Is My News supposed to replace upcoming? It makes a nice addition, but it is no replacement. Upcoming was where many of the most dedicated Digg fans spent time curating content for the front page. By taking it away, you are lowering the ability of Digg users to craft the editorial line of the website, in effect neutering the people who tend Digg and give it its character.

Keep My News, but bring back upcoming for all sections.

Default? No Thanks!

Perhaps I missed it, but I could not find the button that allows me to change my default load page to Top News away from My News. If I missed it, I am quite sorry, but myself and many others would love to change this setting. I am going to use My News, but I don’t want it to be my regular Digg experience, at least not yet.

Let me decide where I go first, it saves me steps and makes me feel more comfortable seeing a familiar landscape even in the new Digg. This is simple, do it yesterday.

Overly Harsh Activity Ban

Muhammed Saleem pointed this out: “Digg’s new ‘itchy trigger’ system completely locks you out of all activity (submitting, voting, commenting, anything) if you participate …” I know that you want to knock down power users some, we all get it, but that is a bit much.
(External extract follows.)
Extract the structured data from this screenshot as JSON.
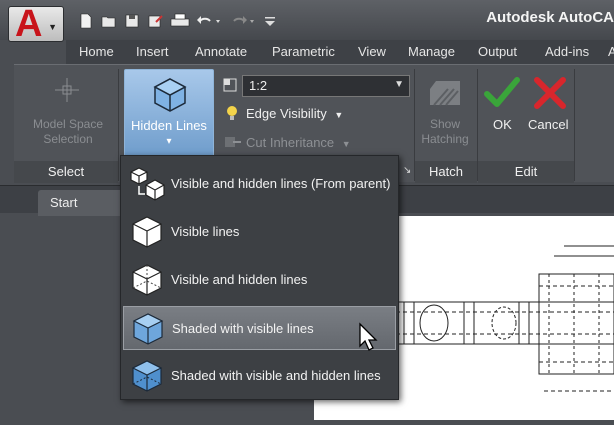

No You Are Not On Drugs, There Are Bugs On You

New launches are always tough, and no one is expecting Digg to be perfect. The number of bugs and errors that cropped up on Day 1 were a little out of control though, even with that in mind. Many people who were on the fence over the redesign were lost in a sea of errors. Nothing is more frustrating than trying to do something, anything, and then having Digg choke and log you out.

In a week V4 needs to be on par with V3 in terms of stability, or many users may begin to drift away.

All in all, that list is not that hard for Digg to accomplish over the next few weeks. People are not complaining about the switch to followers and following, the core of the new Digg, as much as one could have expected. There are some whines about Digg being a mix of Twitter and Facebook, but those complaints are far less rancorous as the list above.

Get to it Digg, you went all-in with the redesign, so listen to your community and win the pot.